Hayat-e-No (حیات نو) was a reformist newspaper published in Tehran, Iran. The paper was in circulation from 2000 to December 2009 when it was closed by the Iranian authorities.

==History and profile==
Hayat-e-No was established in 2000 in Tehran following the closure of another reformist paper, Azad. The publisher of Hayat-e-No was Hadi Khamenei, brother of the Supreme Leader of Iran Ali Khamenei. Hameed Qazwini was the editor-in-chief of the paper. When Bahar, a reformist daily, was banned in August 2000 Hayat-e-No became one of the most significant media outlets for the reformist groups in the country. During this period Hayat-e-No sold 300,000 copies.

In June 2005, before the presidential election, the paper along with other reformist papers, including Aftab Yazd and Eqbal, published the letter of presidential candidate Mahdi Karroubi to Ali Khamenei. Upon this publication the papers were banned for one day by Tehran Public and Revolutionary Court.

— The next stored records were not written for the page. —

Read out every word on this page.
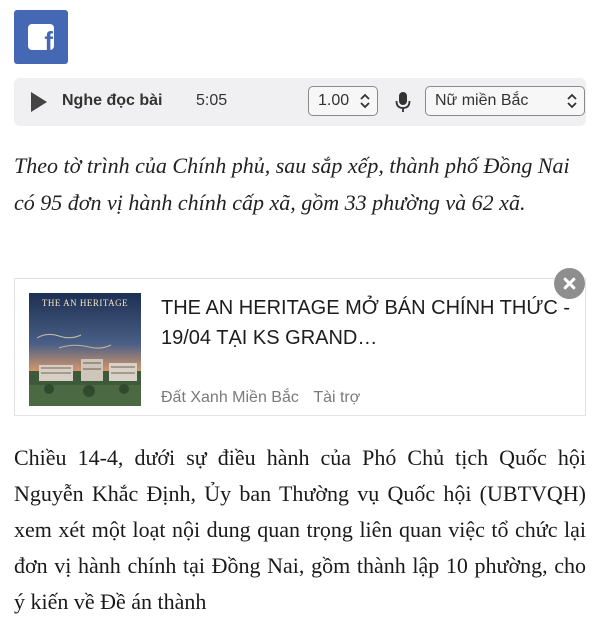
f
Nghe đọc bài 5:05	1.00	Nữ miền Bắc

Theo tờ trình của Chính phủ, sau sắp xếp, thành phố Đồng Nai có 95 đơn vị hành chính cấp xã, gồm 33 phường và 62 xã.

THE AN HERITAGE	THE AN HERITAGE MỞ BÁN CHÍNH THỨC - 19/04 TẠI KS GRAND…
Đất Xanh Miền Bắc Tài trợ

Chiều 14-4, dưới sự điều hành của Phó Chủ tịch Quốc hội Nguyễn Khắc Định, Ủy ban Thường vụ Quốc hội (UBTVQH) xem xét một loạt nội dung quan trọng liên quan việc tổ chức lại đơn vị hành chính tại Đồng Nai, gồm thành lập 10 phường, cho ý kiến về Đề án thành
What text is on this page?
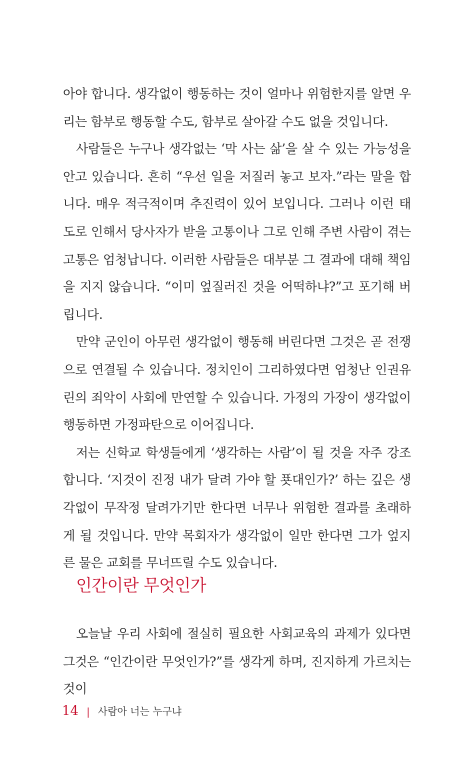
아야 합니다. 생각없이 행동하는 것이 얼마나 위험한지를 알면 우리는 함부로 행동할 수도, 함부로 살아갈 수도 없을 것입니다.

사람들은 누구나 생각없는 ‘막 사는 삶’을 살 수 있는 가능성을 안고 있습니다. 흔히 “우선 일을 저질러 놓고 보자.”라는 말을 합니다. 매우 적극적이며 추진력이 있어 보입니다. 그러나 이런 태도로 인해서 당사자가 받을 고통이나 그로 인해 주변 사람이 겪는 고통은 엄청납니다. 이러한 사람들은 대부분 그 결과에 대해 책임을 지지 않습니다. “이미 엎질러진 것을 어떡하냐?”고 포기해 버립니다.

만약 군인이 아무런 생각없이 행동해 버린다면 그것은 곧 전쟁으로 연결될 수 있습니다. 정치인이 그리하였다면 엄청난 인권유린의 죄악이 사회에 만연할 수 있습니다. 가정의 가장이 생각없이 행동하면 가정파탄으로 이어집니다.

저는 신학교 학생들에게 ‘생각하는 사람’이 될 것을 자주 강조합니다. ‘지것이 진정 내가 달려 가야 할 푯대인가?’ 하는 깊은 생각없이 무작정 달려가기만 한다면 너무나 위험한 결과를 초래하게 될 것입니다. 만약 목회자가 생각없이 일만 한다면 그가 엎지른 물은 교회를 무너뜨릴 수도 있습니다.

인간이란 무엇인가

오늘날 우리 사회에 절실히 필요한 사회교육의 과제가 있다면 그것은 “인간이란 무엇인가?”를 생각게 하며, 진지하게 가르치는 것이

14 | 사람아 너는 누구냐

Hayat-e-No supported Mir Hossein Mousavi in the 2009 presidential elections held in June. In the immediate aftermath of the elections the paper was censored by the Iranian government. In December 2009 the license of the paper was revoked by the Press Supervisory Board "for working outside the regulations" and on 7 December it was closed down.

Hayat-e-No and four other publications, namely Etemad Melli, Sarmaye, Arman and Farhang-e Ashti, were all close to the Green Movement and shut down by the Media Supervisory Board in the same period.